Did the NVIDIA coding / OA process earlier this year for a senior software engineer role on the CUDA compiler team. Going to lay out the format since I couldn't find a clean description anywhere when I was prepping.
For my loop there was no separate HackerRank/Codility OA. The coding happened during the interview itself. My recruiter said format varies by team: some teams give a take-home before the technical screen, some skip straight to live coding. Mine was all live.
Technical phone screen: One 45-minute session with a senior SWE from the team. One medium-difficulty problem: a graph traversal variant. Wasn't tricky but the interviewer asked me to walk through edge cases thoroughly, and then asked me to optimize the space complexity after my initial solution. That second part caught me off guard. Know your complexity math.
Onsite coding rounds (my loop had two): Round 1: dynamic programming, medium-hard. I'd put it at LeetCode hard territory. Not a famous problem but the same category as knapsack variants. They want you to code it clean, not pseudo-code it. Round 2: system/algorithm hybrid. The problem started as a straightforward implementation but evolved into a design question about how to scale it. Felt like a soft system design round dressed up as a coding problem.

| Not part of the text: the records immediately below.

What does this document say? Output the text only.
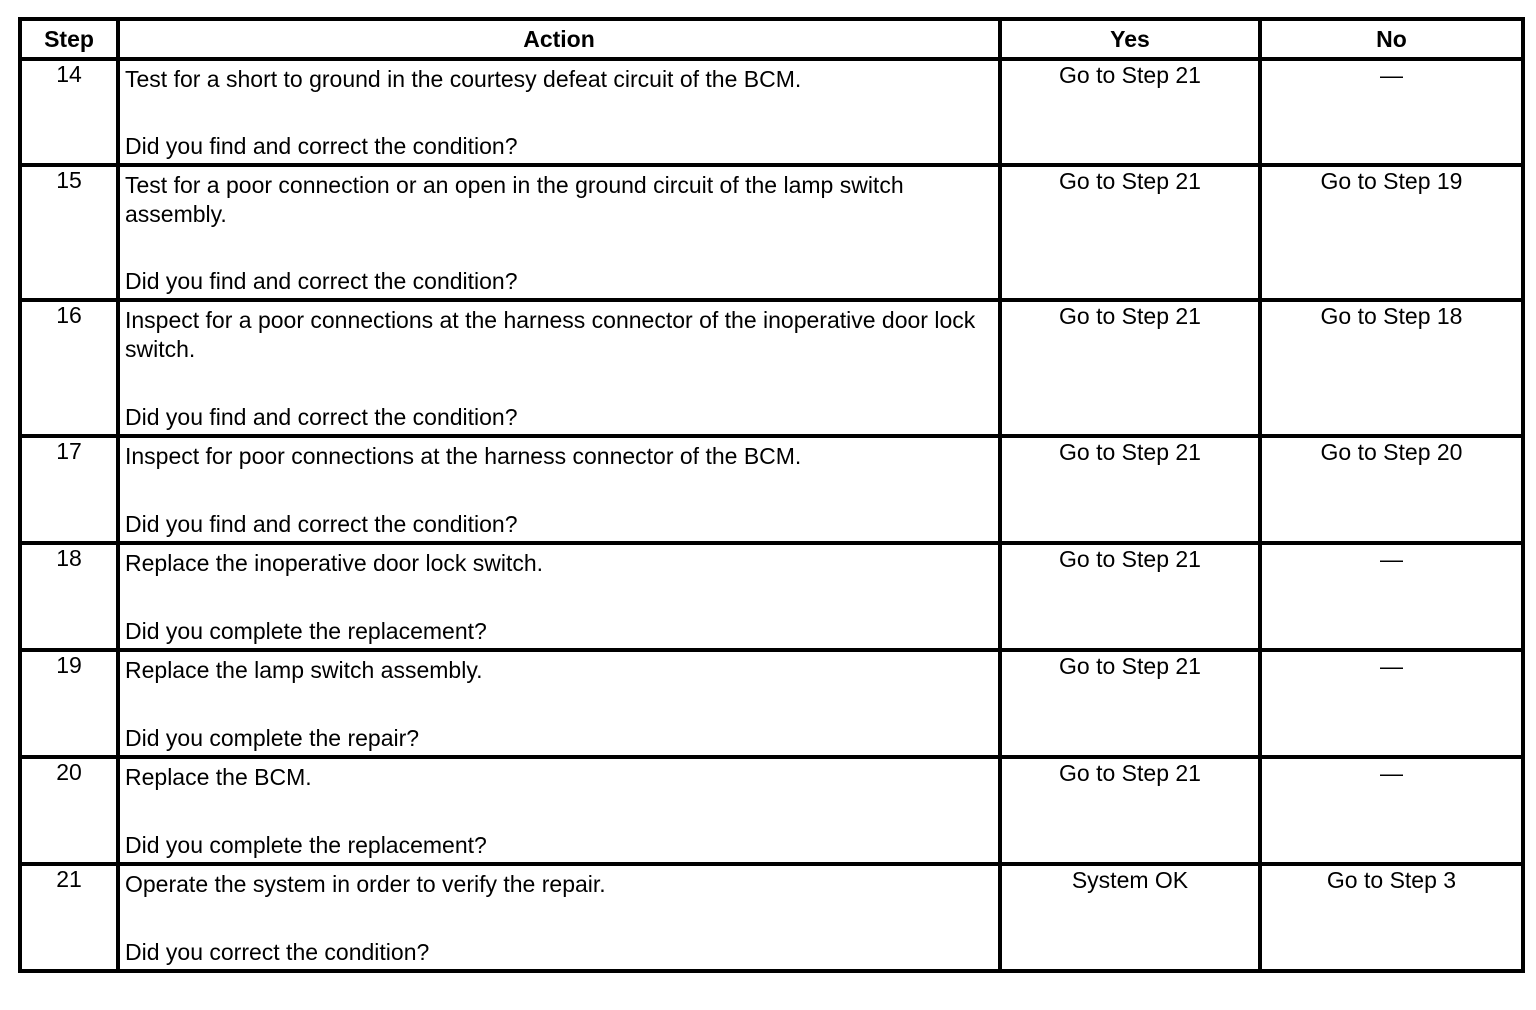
Step	Action	Yes	No
14	Test for a short to ground in the courtesy defeat circuit of the BCM.
Did you find and correct the condition?	Go to Step 21	—
15	Test for a poor connection or an open in the ground circuit of the lamp switch assembly.
Did you find and correct the condition?	Go to Step 21	Go to Step 19
16	Inspect for a poor connections at the harness connector of the inoperative door lock switch.
Did you find and correct the condition?	Go to Step 21	Go to Step 18
17	Inspect for poor connections at the harness connector of the BCM.
Did you find and correct the condition?	Go to Step 21	Go to Step 20
18	Replace the inoperative door lock switch.
Did you complete the replacement?	Go to Step 21	—
19	Replace the lamp switch assembly.
Did you complete the repair?	Go to Step 21	—
20	Replace the BCM.
Did you complete the replacement?	Go to Step 21	—
21	Operate the system in order to verify the repair.
Did you correct the condition?	System OK	Go to Step 3
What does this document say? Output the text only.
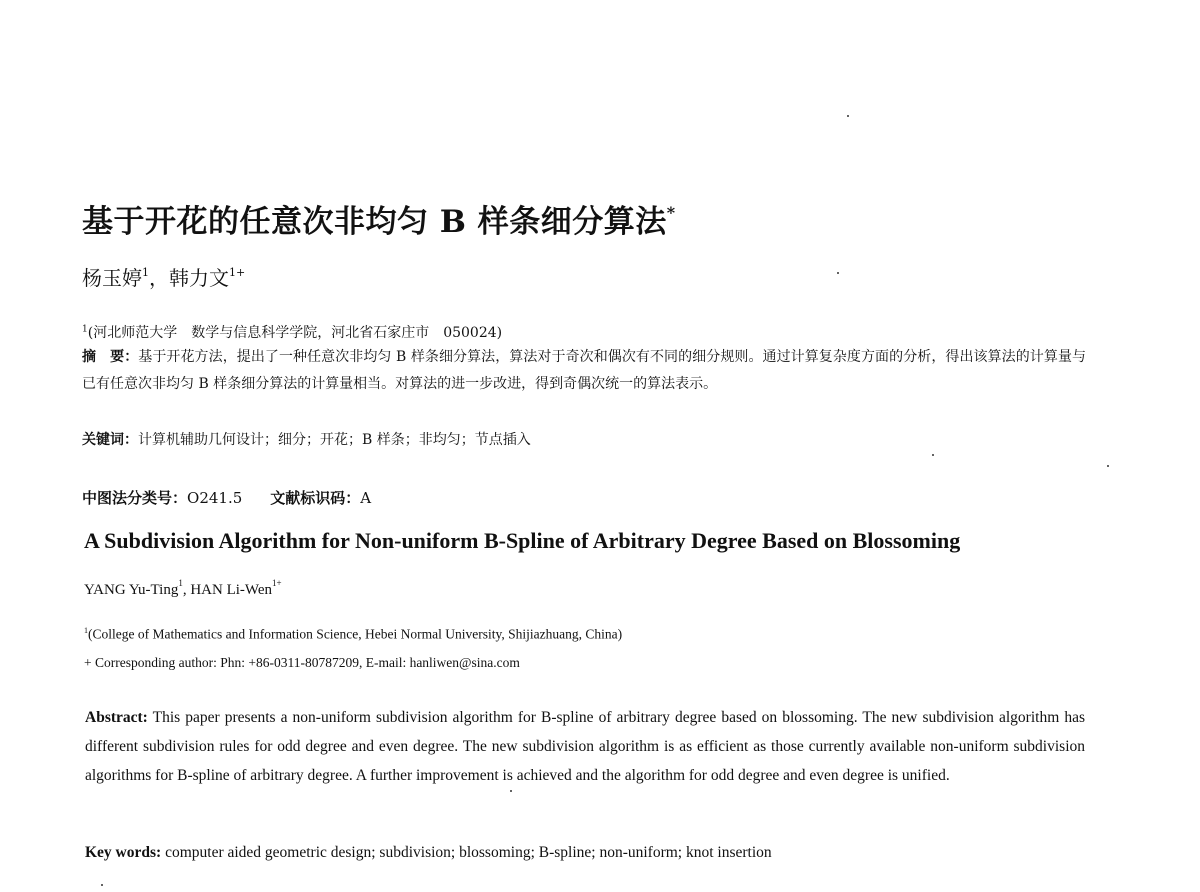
基于开花的任意次非均匀 B 样条细分算法*
杨玉婷$^1$，韩力文$^{1+}$
$^1$(河北师范大学　数学与信息科学学院，河北省石家庄市　050024)
摘　要：基于开花方法，提出了一种任意次非均匀 B 样条细分算法，算法对于奇次和偶次有不同的细分规则。通过计算复杂度方面的分析，得出该算法的计算量与已有任意次非均匀 B 样条细分算法的计算量相当。对算法的进一步改进，得到奇偶次统一的算法表示。
关键词：计算机辅助几何设计；细分；开花；B 样条；非均匀；节点插入
中图法分类号：O241.5 文献标识码：A
A Subdivision Algorithm for Non-uniform B-Spline of Arbitrary Degree Based on Blossoming
YANG Yu-Ting$^1$, HAN Li-Wen$^{1+}$
$^1$(College of Mathematics and Information Science, Hebei Normal University, Shijiazhuang, China)
+ Corresponding author: Phn: +86-0311-80787209, E-mail: hanliwen@sina.com
Abstract: This paper presents a non-uniform subdivision algorithm for B-spline of arbitrary degree based on blossoming. The new subdivision algorithm has different subdivision rules for odd degree and even degree. The new subdivision algorithm is as efficient as those currently available non-uniform subdivision algorithms for B-spline of arbitrary degree. A further improvement is achieved and the algorithm for odd degree and even degree is unified.
Key words: computer aided geometric design; subdivision; blossoming; B-spline; non-uniform; knot insertion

Language choice: C++ is common at NVIDIA (GPU stuff is C++ world) but I did Python and nobody cared. One of my interviewers specifically said they care more about problem-solving than language. I'd still avoid something exotic.
Difficulty overall: harder than Google phone screen, roughly comparable to Meta E5 onsite coding. NVIDIA interviewers are less polished at giving hints than Meta or Google interviewers, in my experience. If you're stuck, ask clarifying questions proactively.
No LC premium subscription required but I'd grind graphs, trees, and DP before this one.